Schaffen sie mehr als 100 Gäste?

Vor Ort wird ein Dokumentarfilm rund um das Thema Depression gezeigt. Im Anschluss können die Gäste an einer Podiumsdiskussion mit Experten teilnehmen. Mit dabei ist unter anderem der Filmemacher Axel Schmidt. Als Arzt für Psychiatrie und Psychotherapie steht er Rede und Antwort. Die Messlatte der Organisatoren liegt hoch. Bei einer von der Selbsthilfegruppe initiierten Lesung im März dieses Jahres im Auerbacher Begegnungszentrum "Zebra" waren etwa 100 interessierte Gäste dabei. "Das wollen wir gern toppen."
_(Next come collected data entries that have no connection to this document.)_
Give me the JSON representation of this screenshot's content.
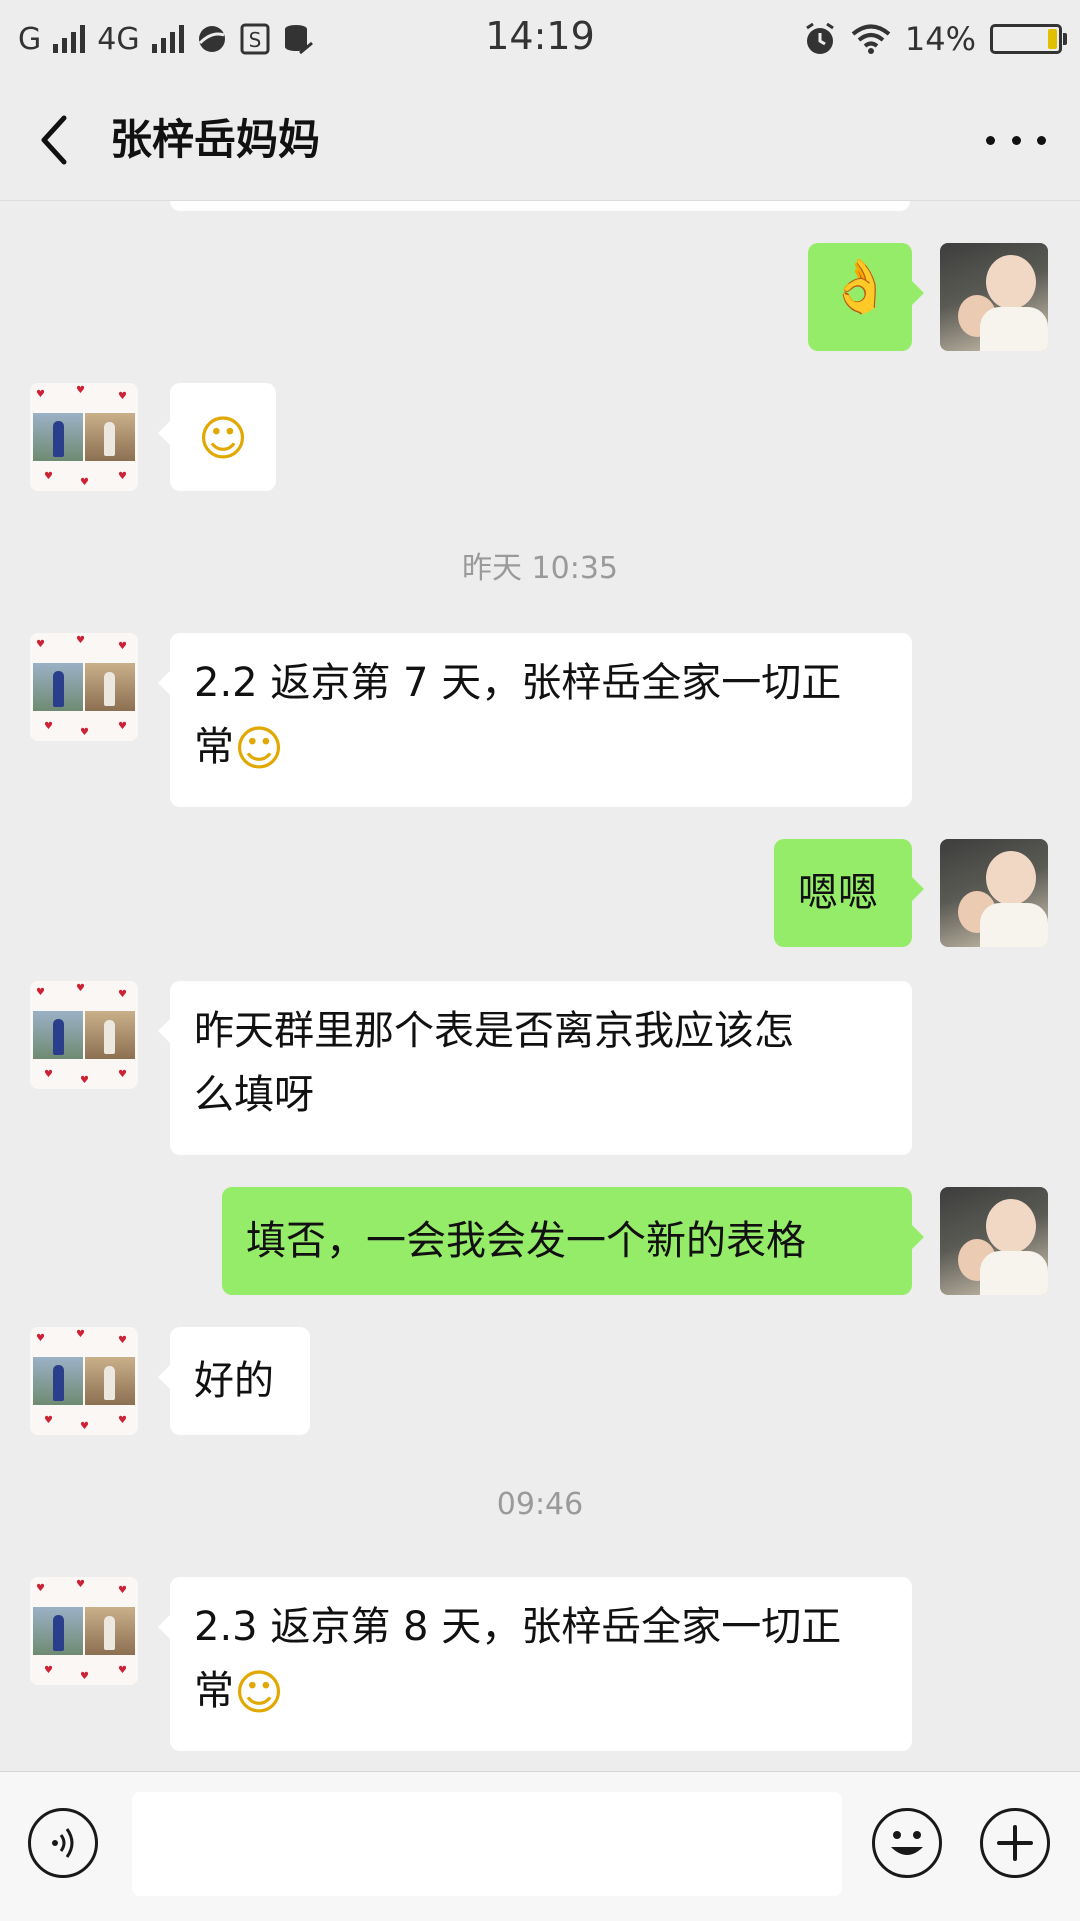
{
  "status_bar": {
    "carrier_1": "G",
    "carrier_2": "4G",
    "time": "14:19",
    "battery": "14%"
  },
  "header": {
    "title": "张梓岳妈妈",
    "back_icon": "chevron-left-icon",
    "more_icon": "more-icon"
  },
  "messages": [
    {
      "side": "right",
      "type": "emoji",
      "text": "👌"
    },
    {
      "side": "left",
      "type": "emoji",
      "text": "☺"
    },
    {
      "type": "timestamp",
      "text": "昨天 10:35"
    },
    {
      "side": "left",
      "type": "text",
      "line1": "2.2 返京第 7 天，张梓岳全家一切正",
      "line2": "常"
    },
    {
      "side": "right",
      "type": "text",
      "text": "嗯嗯"
    },
    {
      "side": "left",
      "type": "text",
      "line1": "昨天群里那个表是否离京我应该怎",
      "line2": "么填呀"
    },
    {
      "side": "right",
      "type": "text",
      "text": "填否，一会我会发一个新的表格"
    },
    {
      "side": "left",
      "type": "text",
      "text": "好的"
    },
    {
      "type": "timestamp",
      "text": "09:46"
    },
    {
      "side": "left",
      "type": "text",
      "line1": "2.3 返京第 8 天，张梓岳全家一切正",
      "line2": "常"
    }
  ],
  "smile_emoji": "☺",
  "input_bar": {
    "placeholder": "",
    "voice_icon": "voice-icon",
    "emoji_icon": "emoji-icon",
    "plus_icon": "plus-icon"
  },
  "colors": {
    "background": "#ededed",
    "bubble_sent": "#95ec69",
    "bubble_received": "#ffffff"
  }
}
Diesmal findet die Veranstaltung im großen Festsaal des Krankenhauses statt. Angekündigt hat sich auch Klinik-Chef Michael Riedel. Schon seit längerer Zeit kooperiert der Experte mit der Gruppe. Regelmäßig besuchen die Mitglieder den Krankenhaus-Komplex an der Bahnhofstraße. Für die bevorstehende Filmvorführung ist eine Anmeldung (Tel. 0176/70761950) erforderlich. Der Eintritt kostet drei Euro.